Gary Cohn, the top economic adviser to President Donald Trump, is considered to be the man driving the White House’s push to overhaul the tax code.
In an interview with the Financial Times, Cohn laid out the administration’s priorities on tax reform – along with his thoughts on the president’s response to the violence in Charlottesville, Virginia, earlier this month.
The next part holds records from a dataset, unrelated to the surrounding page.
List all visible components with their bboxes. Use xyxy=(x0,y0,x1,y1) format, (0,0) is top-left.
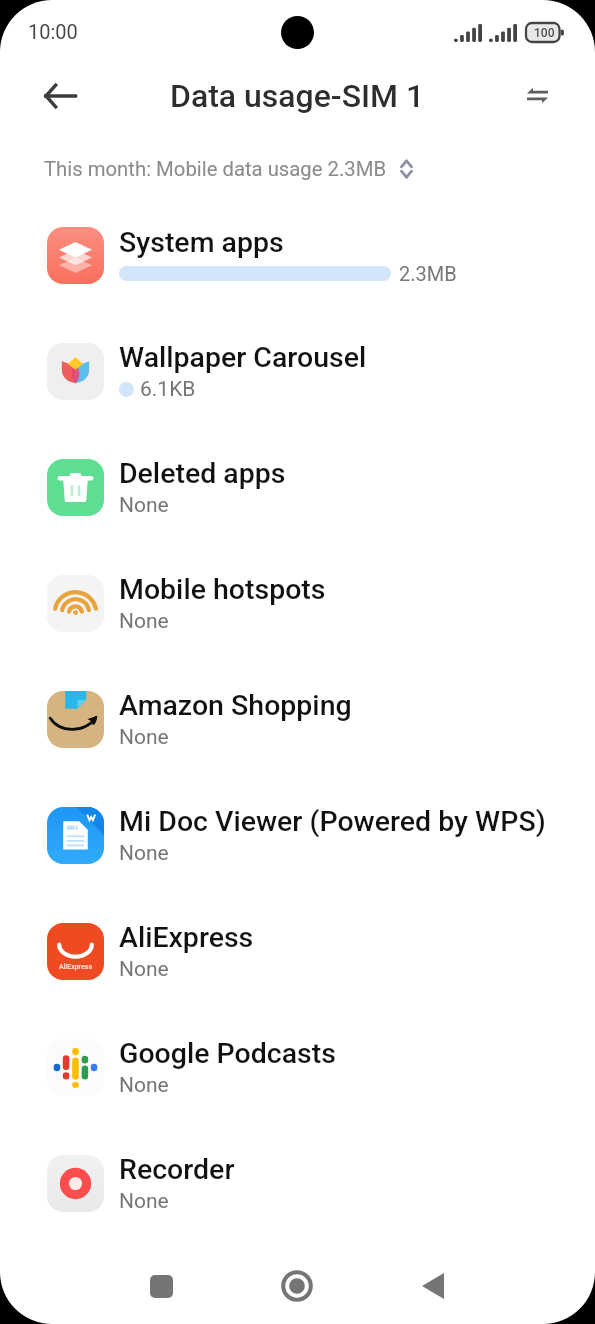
button[interactable]: Amazon Shopping xyxy=(0,661,595,777)
staticText: AliExpress xyxy=(119,921,254,954)
button[interactable]: System apps xyxy=(0,197,595,313)
staticText: Recorder xyxy=(119,1153,235,1186)
button[interactable]: Switch SIM xyxy=(513,71,561,119)
staticText: Deleted apps xyxy=(119,457,286,490)
staticText: Data usage-SIM 1 xyxy=(170,77,425,115)
button[interactable]: Deleted apps xyxy=(0,429,595,545)
button[interactable]: This month: Mobile data usage 2.3MB xyxy=(0,146,595,192)
staticText: AliExpress xyxy=(59,963,92,971)
staticText: None xyxy=(119,493,169,518)
staticText: 6.1KB xyxy=(140,377,196,402)
staticText: Mi Doc Viewer (Powered by WPS) xyxy=(119,805,546,838)
staticText: System apps xyxy=(119,226,284,259)
button[interactable]: Recents xyxy=(93,1248,229,1324)
button[interactable]: AliExpress xyxy=(0,893,595,1009)
button[interactable]: Recorder xyxy=(0,1125,595,1241)
staticText: None xyxy=(119,725,169,750)
staticText: None xyxy=(119,1073,169,1098)
button[interactable]: Home xyxy=(229,1248,365,1324)
staticText: Amazon Shopping xyxy=(119,689,352,722)
button[interactable]: Mi Doc Viewer (Powered by WPS) xyxy=(0,777,595,893)
staticText: None xyxy=(119,841,169,866)
staticText: None xyxy=(119,1189,169,1214)
button[interactable]: Back xyxy=(365,1248,501,1324)
staticText: Mobile hotspots xyxy=(119,573,326,606)
button[interactable]: Back xyxy=(36,72,84,120)
staticText: This month: Mobile data usage 2.3MB xyxy=(44,157,387,181)
button[interactable]: Wallpaper Carousel xyxy=(0,313,595,429)
staticText: 2.3MB xyxy=(399,262,457,285)
staticText: Wallpaper Carousel xyxy=(119,341,367,374)
staticText: 10:00 xyxy=(28,20,78,43)
staticText: None xyxy=(119,609,169,634)
staticText: None xyxy=(119,957,169,982)
button[interactable]: Google Podcasts xyxy=(0,1009,595,1125)
button[interactable]: Mobile hotspots xyxy=(0,545,595,661)
staticText: 100 xyxy=(534,26,555,40)
staticText: Google Podcasts xyxy=(119,1037,336,1070)
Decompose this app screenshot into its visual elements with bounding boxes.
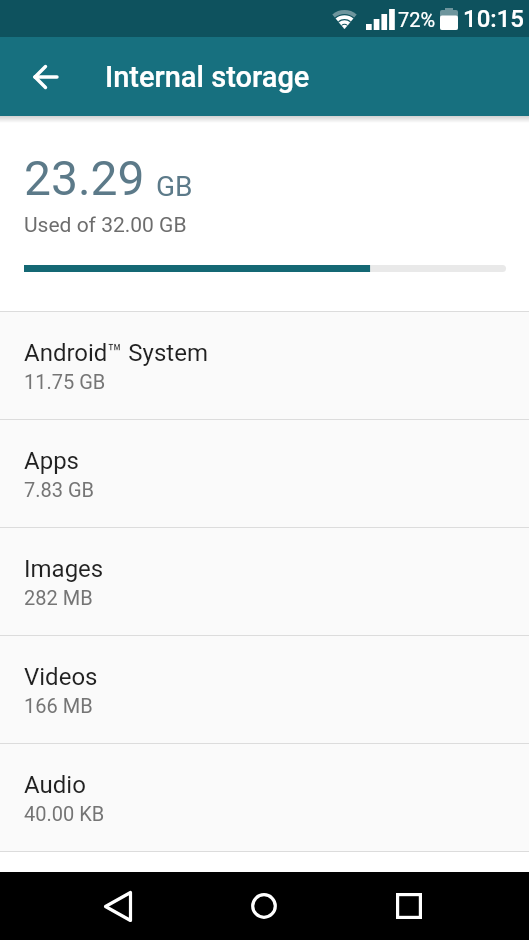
staticText: Apps [24, 447, 79, 475]
staticText: 7.83 GB [24, 478, 95, 501]
button[interactable]: Android™ System [0, 312, 529, 419]
staticText: Android™ System [24, 339, 208, 367]
button[interactable] [74, 872, 162, 940]
staticText: Audio [24, 771, 86, 799]
staticText: 40.00 KB [24, 802, 105, 825]
button[interactable]: Videos [0, 636, 529, 743]
button[interactable] [10, 37, 82, 116]
staticText: Images [24, 555, 104, 583]
staticText: 282 MB [24, 586, 93, 609]
button[interactable]: Apps [0, 420, 529, 527]
staticText: Used of 32.00 GB [24, 213, 187, 238]
staticText: Videos [24, 663, 98, 691]
staticText: 10:15 [463, 5, 524, 33]
staticText: GB [156, 170, 193, 203]
button[interactable] [220, 872, 308, 940]
button[interactable] [365, 872, 453, 940]
staticText: 23.29 [24, 150, 145, 206]
button[interactable]: Audio [0, 744, 529, 851]
staticText: Internal storage [105, 60, 310, 94]
button[interactable]: Images [0, 528, 529, 635]
staticText: 11.75 GB [24, 370, 106, 393]
staticText: 166 MB [24, 694, 93, 717]
staticText: 72% [398, 8, 436, 31]
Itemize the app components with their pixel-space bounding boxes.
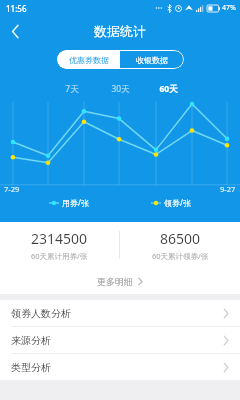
button[interactable]: 领券人数分析 xyxy=(0,300,240,326)
button[interactable]: 类型分析 xyxy=(0,354,240,380)
button[interactable]: 优惠券数据 xyxy=(57,50,120,69)
staticText: 86500 xyxy=(160,229,201,248)
staticText: 7天 xyxy=(65,83,79,95)
button[interactable]: Back xyxy=(0,16,30,46)
staticText: 领券/张 xyxy=(164,197,191,208)
button[interactable]: 30天 xyxy=(104,82,136,96)
staticText: 优惠券数据 xyxy=(69,55,109,65)
staticText: 类型分析 xyxy=(11,361,51,374)
staticText: 60天累计用券/张 xyxy=(31,251,88,261)
staticText: 2314500 xyxy=(31,229,88,248)
button[interactable]: 60天 xyxy=(152,82,184,96)
staticText: 60天累计领券/张 xyxy=(152,251,209,261)
staticText: 47% xyxy=(222,3,236,13)
staticText: 收银数据 xyxy=(136,55,168,65)
button[interactable]: 2314500 xyxy=(0,222,119,268)
staticText: 60天 xyxy=(159,83,178,95)
staticText: 9-27 xyxy=(220,184,236,194)
button[interactable]: 7天 xyxy=(56,82,88,96)
staticText: 7-29 xyxy=(4,184,20,194)
button[interactable]: 来源分析 xyxy=(0,327,240,353)
button[interactable]: 86500 xyxy=(120,222,240,268)
staticText: 数据统计 xyxy=(94,23,146,39)
staticText: 领券人数分析 xyxy=(11,307,71,320)
staticText: 11:56 xyxy=(6,3,27,14)
staticText: 来源分析 xyxy=(11,334,51,347)
button[interactable]: 收银数据 xyxy=(120,50,184,69)
button[interactable]: 更多明细 xyxy=(0,268,240,294)
staticText: 用券/张 xyxy=(62,197,89,208)
staticText: 更多明细 xyxy=(97,276,133,287)
staticText: 30天 xyxy=(111,83,130,95)
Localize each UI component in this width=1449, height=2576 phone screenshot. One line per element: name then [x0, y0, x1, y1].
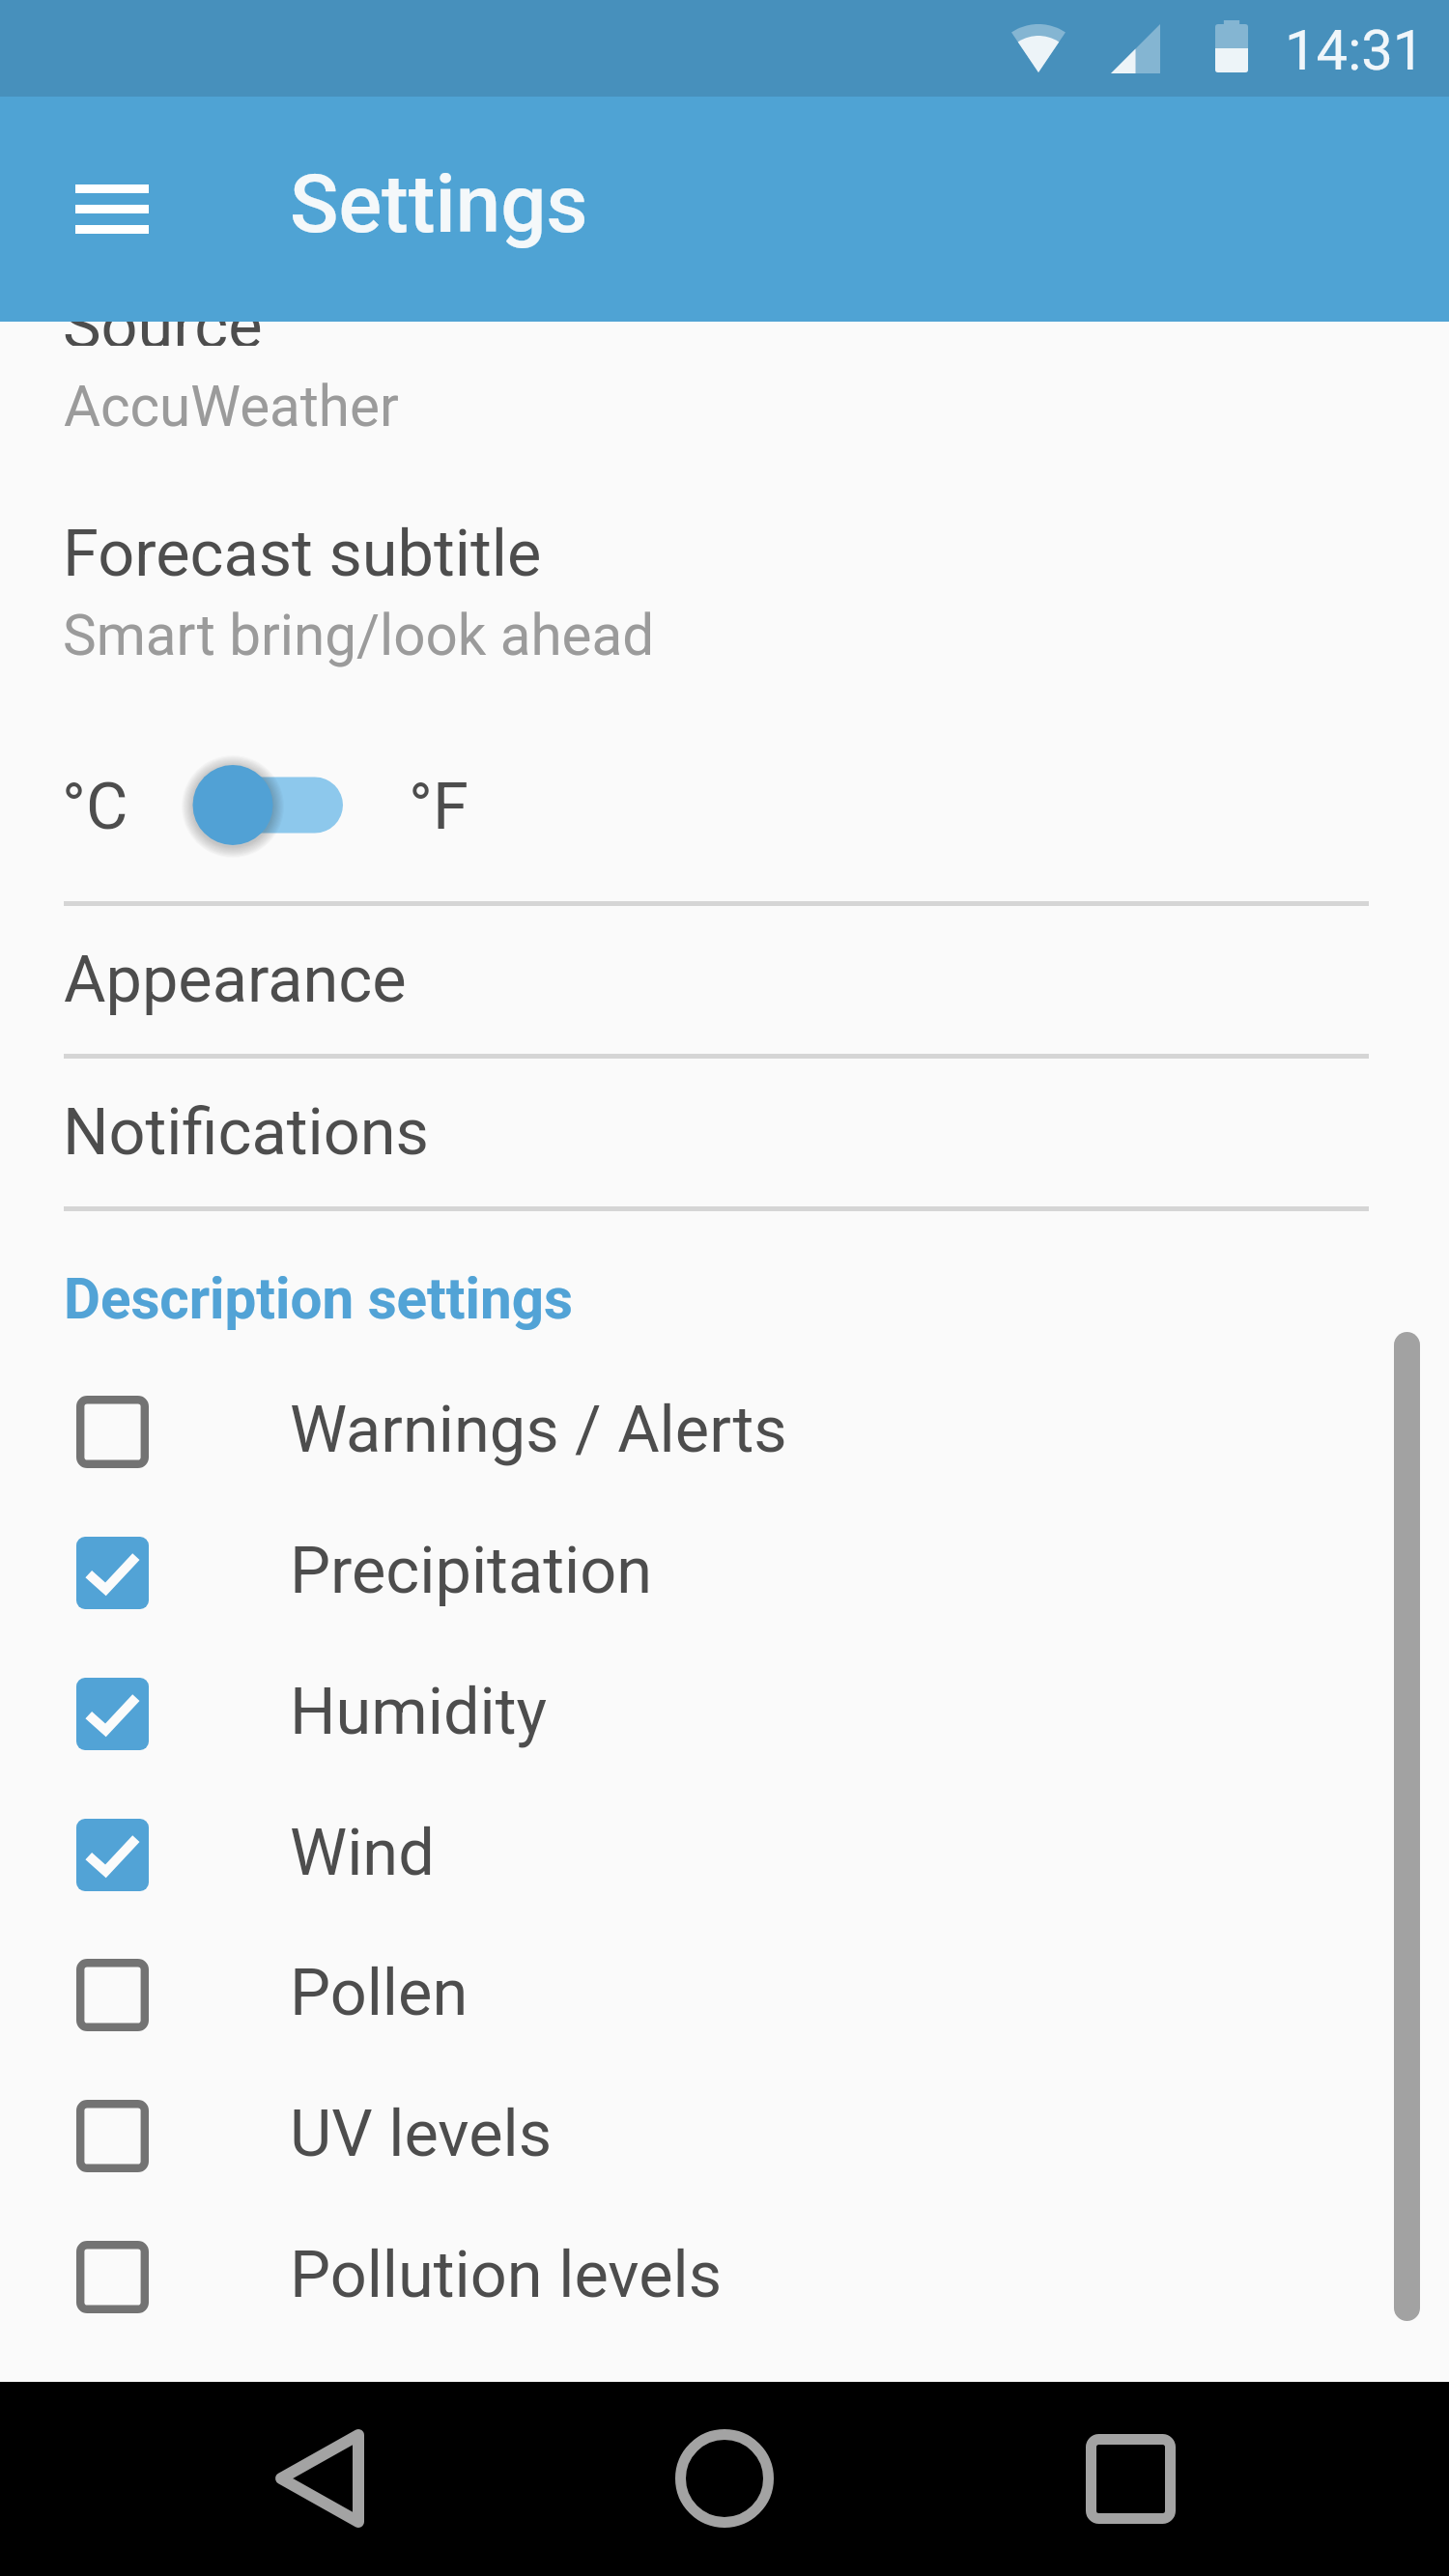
staticText: Smart bring/look ahead: [63, 603, 655, 668]
button[interactable]: Appearance: [0, 903, 1449, 1056]
button[interactable]: Open navigation menu: [56, 153, 168, 265]
staticText: AccuWeather: [64, 374, 399, 439]
staticText: Warnings / Alerts: [290, 1392, 787, 1467]
button[interactable]: Warnings / Alerts: [0, 1362, 1449, 1503]
button[interactable]: Forecast subtitle: [0, 488, 1449, 681]
staticText: 14:31: [1285, 17, 1425, 83]
staticText: Forecast subtitle: [63, 516, 542, 591]
button[interactable]: Home: [667, 2420, 782, 2536]
staticText: Settings: [290, 157, 588, 252]
staticText: Wind: [290, 1815, 435, 1890]
button[interactable]: Recent apps: [1072, 2420, 1188, 2536]
staticText: Humidity: [290, 1674, 548, 1749]
button[interactable]: Back: [262, 2420, 378, 2536]
staticText: Appearance: [64, 942, 407, 1017]
staticText: Notifications: [63, 1094, 429, 1170]
button[interactable]: UV levels: [0, 2066, 1449, 2207]
staticText: °C: [62, 769, 128, 844]
button[interactable]: Precipitation: [0, 1503, 1449, 1644]
button[interactable]: Humidity: [0, 1644, 1449, 1785]
staticText: Description settings: [64, 1266, 574, 1332]
button[interactable]: AccuWeather: [0, 322, 1449, 454]
staticText: Precipitation: [290, 1533, 653, 1608]
button[interactable]: Temperature unit, Celsius selected: [180, 744, 363, 867]
button[interactable]: Wind: [0, 1785, 1449, 1926]
staticText: °F: [409, 769, 469, 844]
button[interactable]: Pollen: [0, 1925, 1449, 2066]
button[interactable]: Pollution levels: [0, 2207, 1449, 2348]
staticText: UV levels: [290, 2096, 553, 2171]
staticText: Pollution levels: [290, 2237, 723, 2312]
staticText: Pollen: [290, 1955, 469, 2030]
button[interactable]: Notifications: [0, 1056, 1449, 1208]
staticText: Source: [63, 322, 263, 346]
Here’s a quick rundown of what the administration wants:
- Preserve only three individual deductions. Cohn told the FT that the GOP plan would keep popular deductions for mortgage interest, charitable giving, and retirement contributions. The first two were included in the tax principles released in April, and the White House clarified a few days later that it also wanted to keep the retirement deduction. Cohn also said Trump wanted to double the standard deduction, which the White House also said in April. Eliminate the estate tax. This tax applies only if assets given to heirs total more than $5.49 million. Get the corporate tax rate “as low as possible.” Cohn’s comments came in response to a direct question about whether the corporate rate would be lowered to 15% from 35%. That has long been a target for Trump, but there have been reports that the final plan may include a higher corporate rate. Cohn did not reiterate promises of a 15% rate. Allow a one-time repatriation of overseas cash. The administration previously said this would happen, and Trump said it would come at a 10% rate. Cohn would not commit to that level, and the proposed 10% would be almost double the rate the last time there was a one-time repatriation, in 2004.
While much of what Cohn said lined up with the White House’s proposals, some of the elements omitted raised eyebrows. Not committing to a rate for corporate taxes or the repatriation tax leaves significant question marks for businesses for what to expect from the plan.